Nyoman memilih Fakultas Matematika dan IPA (MIPA) yang saat itu belum menjadi Fakultas Sains dan Teknologi. Dia memilih program studi kimia, bidang yang disukainya sejak kecil.

Dengan latar belakang keluarga pedagang, hari-hari Nyoman kala kuliah hampir tak pernah mengalami masa sulit. Meski menjadi yatim sejak berusia tujuh tahun, dia tetap menjalani keseharian dengan enjoy.

Dia juga tak kesulitan di Surabaya karena keluarganya punya rumah di Dharmahusada VI. Tapi, dia memilih tinggal di asrama mahasiswa Ikanita. setelah beberapa lama tinggal di asrama, dia baru pindah ke Dharmahusada. Dia mulai berwirausaha. Rumah yang cukup besar itu dipakai sebagai tempat kos mahasiswa. Hasil kos-kosan digunakan untuk biaya kuliah dan hidup sehari-hari.

Sikap Nyoman yang ramah dan sabar membuat penghuni kos kerasan. Tak sedikit mantan penghuni kos yang kini menjadi orang sukses. Antara lain, menjadi dokter. Bahkan, salah seorang mantan penghuni kos kini menjadi pemilik rumah tersebut setelah membelinya dari Nyoman.

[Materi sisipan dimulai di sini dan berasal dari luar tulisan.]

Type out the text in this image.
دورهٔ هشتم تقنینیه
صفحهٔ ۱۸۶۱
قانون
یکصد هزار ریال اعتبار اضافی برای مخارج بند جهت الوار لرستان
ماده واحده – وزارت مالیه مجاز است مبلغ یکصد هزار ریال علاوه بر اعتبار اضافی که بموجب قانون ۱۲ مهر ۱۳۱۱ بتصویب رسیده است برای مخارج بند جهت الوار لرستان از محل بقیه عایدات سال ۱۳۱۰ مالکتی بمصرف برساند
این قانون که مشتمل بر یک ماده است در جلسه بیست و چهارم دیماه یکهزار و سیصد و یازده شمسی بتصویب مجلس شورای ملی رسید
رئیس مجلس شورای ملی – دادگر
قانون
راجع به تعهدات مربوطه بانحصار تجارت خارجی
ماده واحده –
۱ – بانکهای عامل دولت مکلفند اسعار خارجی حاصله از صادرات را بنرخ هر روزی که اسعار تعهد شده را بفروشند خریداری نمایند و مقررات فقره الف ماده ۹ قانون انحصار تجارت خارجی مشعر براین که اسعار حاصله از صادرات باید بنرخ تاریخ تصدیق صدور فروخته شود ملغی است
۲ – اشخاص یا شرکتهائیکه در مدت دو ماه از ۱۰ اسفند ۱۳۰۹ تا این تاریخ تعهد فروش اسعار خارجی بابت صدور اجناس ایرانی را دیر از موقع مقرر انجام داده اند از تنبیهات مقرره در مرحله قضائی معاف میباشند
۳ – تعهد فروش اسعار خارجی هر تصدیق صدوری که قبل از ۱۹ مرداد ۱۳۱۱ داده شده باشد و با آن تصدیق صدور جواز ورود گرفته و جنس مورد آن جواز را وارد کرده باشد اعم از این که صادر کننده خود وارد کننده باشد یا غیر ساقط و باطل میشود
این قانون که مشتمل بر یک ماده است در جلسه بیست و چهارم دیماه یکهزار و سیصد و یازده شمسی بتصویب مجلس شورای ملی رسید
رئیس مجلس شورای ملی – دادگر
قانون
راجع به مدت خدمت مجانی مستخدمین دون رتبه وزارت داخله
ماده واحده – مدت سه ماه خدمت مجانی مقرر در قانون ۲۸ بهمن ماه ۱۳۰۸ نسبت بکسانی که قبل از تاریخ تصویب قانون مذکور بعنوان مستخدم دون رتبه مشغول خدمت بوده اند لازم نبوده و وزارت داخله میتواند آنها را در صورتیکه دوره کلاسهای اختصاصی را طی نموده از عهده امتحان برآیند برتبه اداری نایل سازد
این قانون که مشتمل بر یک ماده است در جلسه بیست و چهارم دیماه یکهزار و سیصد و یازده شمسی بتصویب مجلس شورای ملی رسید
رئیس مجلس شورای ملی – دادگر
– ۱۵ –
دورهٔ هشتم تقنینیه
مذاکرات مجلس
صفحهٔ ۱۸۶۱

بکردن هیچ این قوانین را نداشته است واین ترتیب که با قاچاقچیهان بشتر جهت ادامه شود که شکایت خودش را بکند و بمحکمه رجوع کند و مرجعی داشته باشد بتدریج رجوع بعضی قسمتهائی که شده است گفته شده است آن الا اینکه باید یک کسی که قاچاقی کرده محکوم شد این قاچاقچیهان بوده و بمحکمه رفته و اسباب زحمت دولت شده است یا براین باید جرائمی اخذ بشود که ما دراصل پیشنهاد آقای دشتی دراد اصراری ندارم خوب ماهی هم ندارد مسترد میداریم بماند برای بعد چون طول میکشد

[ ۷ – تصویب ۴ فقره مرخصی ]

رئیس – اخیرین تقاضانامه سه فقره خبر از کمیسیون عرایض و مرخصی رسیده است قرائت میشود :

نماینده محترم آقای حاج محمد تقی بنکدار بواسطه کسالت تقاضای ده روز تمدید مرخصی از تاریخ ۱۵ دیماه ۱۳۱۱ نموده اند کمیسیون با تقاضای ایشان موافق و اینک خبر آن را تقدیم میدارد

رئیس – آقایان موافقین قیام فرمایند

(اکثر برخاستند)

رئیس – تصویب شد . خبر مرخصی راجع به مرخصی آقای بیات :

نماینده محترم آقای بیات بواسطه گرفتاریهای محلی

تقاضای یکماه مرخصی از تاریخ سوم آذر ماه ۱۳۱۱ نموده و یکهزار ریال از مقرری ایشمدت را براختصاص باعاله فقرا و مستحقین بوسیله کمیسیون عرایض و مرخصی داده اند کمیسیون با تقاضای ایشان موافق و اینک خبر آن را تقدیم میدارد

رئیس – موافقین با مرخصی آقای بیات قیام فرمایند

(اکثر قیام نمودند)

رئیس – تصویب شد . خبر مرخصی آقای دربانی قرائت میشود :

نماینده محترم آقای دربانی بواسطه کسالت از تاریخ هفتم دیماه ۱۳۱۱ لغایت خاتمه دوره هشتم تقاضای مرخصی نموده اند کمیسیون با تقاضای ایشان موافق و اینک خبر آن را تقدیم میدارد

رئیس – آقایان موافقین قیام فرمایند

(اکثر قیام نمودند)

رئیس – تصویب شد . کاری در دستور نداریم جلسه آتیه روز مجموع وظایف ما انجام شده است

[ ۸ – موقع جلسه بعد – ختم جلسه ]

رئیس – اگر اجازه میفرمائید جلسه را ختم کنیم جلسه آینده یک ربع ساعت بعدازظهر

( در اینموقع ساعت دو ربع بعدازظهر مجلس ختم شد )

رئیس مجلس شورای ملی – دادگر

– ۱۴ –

Berlari Menaikkan Peringkat Unair

Sebagai direktur pendidikan, Nyoman menilai, tantangan Unair untuk masuk peringkat 500 perguruan tinggi dunia pada 2020 cukup berat. Tapi, dia optimistis cita-cita itu bakal terwujud.

Unair yang kini masuk peringkat 700 harus mampu menaikkannya hanya dalam waktu empat tahun. Dalam waktu yang relatif singkat itu, negara lain juga melakukan hal yang sama.  

Karena itu, Unair harus melakukan loncatan ekstrem. Berbagai program sudah berjalan cukup baik. Tapi, pengertian berjalan itu dirasa belum cukup. terutama, terkait waktu yang relatif singkat itu.

Seluruh elemen civitas akademika harus ’’berlari’’ dan bahu-membahu. Kalau perlu, harus dilakukan secara estafet. Mulai mahasiswa, dosen, unsur pimpinan, hingga para alumni. Alumni merupakan salah satu unsur penting. sebab, keterlibatan dan perannya memberikan poin 40 persen dari total penilaian ranking.